Designing accountability systems to avoid NCLB-era mistakes

Editor’s Note: This post originally appeared on the Thomas B. Fordham Institute’s Flypaper blog.

I walked away from Fordham’s School Accountability Design Competition on February 9th pleasantly surprised—not only at the variety of fresh thinking on accountability, but also at how few submissions actually triggered the “I think that’s illegal” response. I left encouraged at the possibilities for the future.

The problem of one system for multiple users

Having done some prior work on school accountability and turnaround, I took great interest in the designs that came out of this competition and how they solved what I’m going to call the “one-system-multiple-user” problem. Though the old generation of systems had many drawbacks, I see this particular problem as their greatest flaw and the area where states will most likely repeat the mistakes of the past.

Basically, the one-system-multiple-user problem is this: The accountability design is built with a specific objective in mind (school accountability to monitor performance for targeted interventions) for a single user (the state education office); but the introduction of public accountability ratings induces other users (parents, teachers, district leaders, homebuyers, etc.) to use the same common rating system. Where the problem comes in is that not all user groups have the same objective; indeed we expect them to have different purposes in using the ratings.

Why is this such a problem? I see at least three reasons. First, it reinforces a longstanding confusion between disadvantaged students and low-performing schools, and puts the state’s seal of approval on it. This confusion leads to the second factor: Other users take the state’s ratings to make their own decisions, which are now less than ideal because of the confusion about what information the ratings actually convey. Incoming residents shop for homes with the best schools, for example, and well-meaning district leaders import practices from high-performing schools to low-performing ones. But these other users fail to recognize that they are implicitly shopping for more affluent neighborhoods or importing practices across two very different student populations that may not be the best medicine. Finally, as educators and parents recognize the dissonance between the state ratings and what they actually care about in the school, they learn to distrust the rating. It’s possible that this distrust of the rating could lead to distrust in the state itself and a suspicion of its efforts to improve schools overall.

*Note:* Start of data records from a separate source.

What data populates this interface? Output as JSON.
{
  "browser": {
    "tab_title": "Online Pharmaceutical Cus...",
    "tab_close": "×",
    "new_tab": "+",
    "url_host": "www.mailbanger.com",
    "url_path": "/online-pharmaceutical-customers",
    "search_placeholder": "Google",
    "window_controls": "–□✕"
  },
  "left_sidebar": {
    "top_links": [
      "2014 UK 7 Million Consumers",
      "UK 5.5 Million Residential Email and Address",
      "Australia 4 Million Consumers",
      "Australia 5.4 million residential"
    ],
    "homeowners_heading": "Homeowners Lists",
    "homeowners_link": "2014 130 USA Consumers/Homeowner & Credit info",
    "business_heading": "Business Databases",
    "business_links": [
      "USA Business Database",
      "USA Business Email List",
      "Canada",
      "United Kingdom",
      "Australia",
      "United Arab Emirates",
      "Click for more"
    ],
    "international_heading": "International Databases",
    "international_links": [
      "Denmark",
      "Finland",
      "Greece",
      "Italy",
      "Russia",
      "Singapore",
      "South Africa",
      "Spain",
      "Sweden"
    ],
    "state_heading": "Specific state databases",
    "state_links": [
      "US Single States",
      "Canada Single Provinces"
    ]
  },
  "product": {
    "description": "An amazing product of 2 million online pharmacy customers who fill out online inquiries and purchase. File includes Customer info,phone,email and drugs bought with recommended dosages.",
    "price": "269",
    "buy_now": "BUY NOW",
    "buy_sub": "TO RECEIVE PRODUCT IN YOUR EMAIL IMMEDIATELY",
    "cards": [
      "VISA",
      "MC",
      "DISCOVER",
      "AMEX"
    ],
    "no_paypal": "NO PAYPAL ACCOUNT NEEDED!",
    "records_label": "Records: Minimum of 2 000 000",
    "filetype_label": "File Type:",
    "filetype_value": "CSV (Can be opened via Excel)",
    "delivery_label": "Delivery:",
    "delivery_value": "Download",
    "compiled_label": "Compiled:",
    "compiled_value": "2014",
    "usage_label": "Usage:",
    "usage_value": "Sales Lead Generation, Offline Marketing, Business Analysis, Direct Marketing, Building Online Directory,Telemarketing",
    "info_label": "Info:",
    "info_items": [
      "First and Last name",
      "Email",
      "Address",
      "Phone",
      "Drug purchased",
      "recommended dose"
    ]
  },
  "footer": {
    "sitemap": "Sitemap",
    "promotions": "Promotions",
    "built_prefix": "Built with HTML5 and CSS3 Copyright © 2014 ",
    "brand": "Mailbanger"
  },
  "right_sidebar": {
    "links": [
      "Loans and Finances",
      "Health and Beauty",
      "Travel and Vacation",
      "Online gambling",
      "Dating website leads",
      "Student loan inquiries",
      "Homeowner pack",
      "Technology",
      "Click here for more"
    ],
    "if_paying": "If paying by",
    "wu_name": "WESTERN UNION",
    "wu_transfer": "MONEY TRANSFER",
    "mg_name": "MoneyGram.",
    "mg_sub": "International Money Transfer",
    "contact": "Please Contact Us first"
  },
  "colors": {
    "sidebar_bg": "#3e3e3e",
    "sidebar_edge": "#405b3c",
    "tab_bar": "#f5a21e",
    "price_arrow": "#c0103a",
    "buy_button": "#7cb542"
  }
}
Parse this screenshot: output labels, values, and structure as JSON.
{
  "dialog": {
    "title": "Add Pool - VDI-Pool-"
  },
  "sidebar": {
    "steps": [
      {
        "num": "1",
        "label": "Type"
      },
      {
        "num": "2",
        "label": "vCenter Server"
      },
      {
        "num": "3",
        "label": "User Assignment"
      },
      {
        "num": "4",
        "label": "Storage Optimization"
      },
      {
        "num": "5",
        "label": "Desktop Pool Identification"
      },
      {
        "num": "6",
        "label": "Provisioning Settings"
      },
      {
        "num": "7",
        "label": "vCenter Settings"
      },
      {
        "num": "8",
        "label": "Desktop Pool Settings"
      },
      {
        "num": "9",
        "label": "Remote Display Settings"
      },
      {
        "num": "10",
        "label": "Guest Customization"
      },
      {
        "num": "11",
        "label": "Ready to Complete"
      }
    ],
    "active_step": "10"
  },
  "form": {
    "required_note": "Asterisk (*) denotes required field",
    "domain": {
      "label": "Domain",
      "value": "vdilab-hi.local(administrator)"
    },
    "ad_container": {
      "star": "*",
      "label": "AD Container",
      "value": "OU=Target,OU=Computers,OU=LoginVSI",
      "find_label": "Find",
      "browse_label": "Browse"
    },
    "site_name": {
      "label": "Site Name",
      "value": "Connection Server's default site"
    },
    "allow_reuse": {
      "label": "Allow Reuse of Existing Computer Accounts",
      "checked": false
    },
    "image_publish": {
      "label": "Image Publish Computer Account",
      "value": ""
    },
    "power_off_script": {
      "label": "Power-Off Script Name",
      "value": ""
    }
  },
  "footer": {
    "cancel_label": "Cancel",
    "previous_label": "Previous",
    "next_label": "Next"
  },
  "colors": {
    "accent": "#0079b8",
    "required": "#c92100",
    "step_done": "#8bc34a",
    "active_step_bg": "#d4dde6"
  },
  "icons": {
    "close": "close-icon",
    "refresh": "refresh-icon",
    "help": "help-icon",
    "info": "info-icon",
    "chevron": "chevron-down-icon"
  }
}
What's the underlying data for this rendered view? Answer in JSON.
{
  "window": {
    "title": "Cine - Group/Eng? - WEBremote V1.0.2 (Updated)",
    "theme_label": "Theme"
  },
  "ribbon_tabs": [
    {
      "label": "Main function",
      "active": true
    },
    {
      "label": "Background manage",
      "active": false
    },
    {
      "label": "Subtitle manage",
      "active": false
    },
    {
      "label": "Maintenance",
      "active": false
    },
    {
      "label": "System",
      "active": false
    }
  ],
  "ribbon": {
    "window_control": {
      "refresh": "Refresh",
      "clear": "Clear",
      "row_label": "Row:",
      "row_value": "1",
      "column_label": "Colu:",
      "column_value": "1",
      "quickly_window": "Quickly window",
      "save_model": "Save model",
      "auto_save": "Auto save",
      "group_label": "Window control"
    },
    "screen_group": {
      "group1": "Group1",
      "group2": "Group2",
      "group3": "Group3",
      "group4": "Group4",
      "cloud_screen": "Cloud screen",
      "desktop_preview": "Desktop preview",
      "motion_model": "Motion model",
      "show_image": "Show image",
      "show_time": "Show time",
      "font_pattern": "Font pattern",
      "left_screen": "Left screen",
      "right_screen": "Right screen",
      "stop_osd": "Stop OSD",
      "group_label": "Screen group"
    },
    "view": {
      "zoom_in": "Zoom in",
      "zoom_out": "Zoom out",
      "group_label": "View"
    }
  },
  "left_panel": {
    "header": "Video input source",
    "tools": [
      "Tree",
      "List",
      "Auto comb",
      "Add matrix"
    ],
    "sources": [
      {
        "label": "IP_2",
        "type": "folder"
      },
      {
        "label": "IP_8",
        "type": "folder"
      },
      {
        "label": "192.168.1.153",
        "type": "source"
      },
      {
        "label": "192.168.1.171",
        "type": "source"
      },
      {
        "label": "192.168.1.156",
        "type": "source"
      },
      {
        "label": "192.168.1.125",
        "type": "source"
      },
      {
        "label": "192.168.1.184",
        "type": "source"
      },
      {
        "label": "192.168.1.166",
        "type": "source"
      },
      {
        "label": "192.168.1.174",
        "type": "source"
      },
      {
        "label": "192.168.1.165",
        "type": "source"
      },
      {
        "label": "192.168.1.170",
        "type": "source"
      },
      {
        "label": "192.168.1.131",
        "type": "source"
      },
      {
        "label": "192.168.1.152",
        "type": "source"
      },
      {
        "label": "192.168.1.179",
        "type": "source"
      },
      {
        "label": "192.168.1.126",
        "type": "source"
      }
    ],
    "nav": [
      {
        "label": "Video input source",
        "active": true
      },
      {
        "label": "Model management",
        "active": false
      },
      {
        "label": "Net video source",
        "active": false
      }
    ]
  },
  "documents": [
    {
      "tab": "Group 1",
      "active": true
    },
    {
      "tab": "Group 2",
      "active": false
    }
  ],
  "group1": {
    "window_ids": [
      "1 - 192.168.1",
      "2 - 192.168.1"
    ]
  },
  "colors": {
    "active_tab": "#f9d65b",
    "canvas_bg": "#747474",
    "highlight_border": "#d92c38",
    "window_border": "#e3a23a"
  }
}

Building a system for multiple users

We can build a better system by anticipating different users and providing the information they need. Most of the other system users care principally about how well the kids in a school are learning. In other words, they prioritize performance growth where most state systems are built to prioritize performance levels (rightly so, as the state wants to intervene where students need it most). Some states have adopted growth measures into their accountability systems by combining levels and growth into a single rating; this combination can help mitigate, but does not remove, the conflation of poor students with bad schools. Other users also care about things beyond proficiency rates and academic growth, so providing multiple data points on how schools are performing on an array of non-tested dimensions is valuable.

To avoid the one-system-multiple-user problem in the next generation of accountability measures, I recommend that states evaluate schools on performance levels and growth measures separately, rather than combining them for a single summative rating. Progress measures for English language learners and non-tested school outcomes could also be nested (or not) within the growth measure component at the state’s discretion (though I recommend choosing non-tested measures with caution and consider adjusting them for student background characteristics.)

Instead of a one-dimensional school grade, final ratings could have two parts—a letter grade (reflecting the proficiency levels) and a direction-of-progress component (indicating whether a school is improving or falling behind based on growth, and perhaps other measures). For example, a school may earn a “B-Falling Behind” rating, or an “F-Shooting Ahead” rating. With a system that cleanly separates these two components, the state still targets its interventions appropriately (in the failing schools, prioritizing those that continue to fall behind first), while other users see which schools are actually delivering on their mandate to teach kids.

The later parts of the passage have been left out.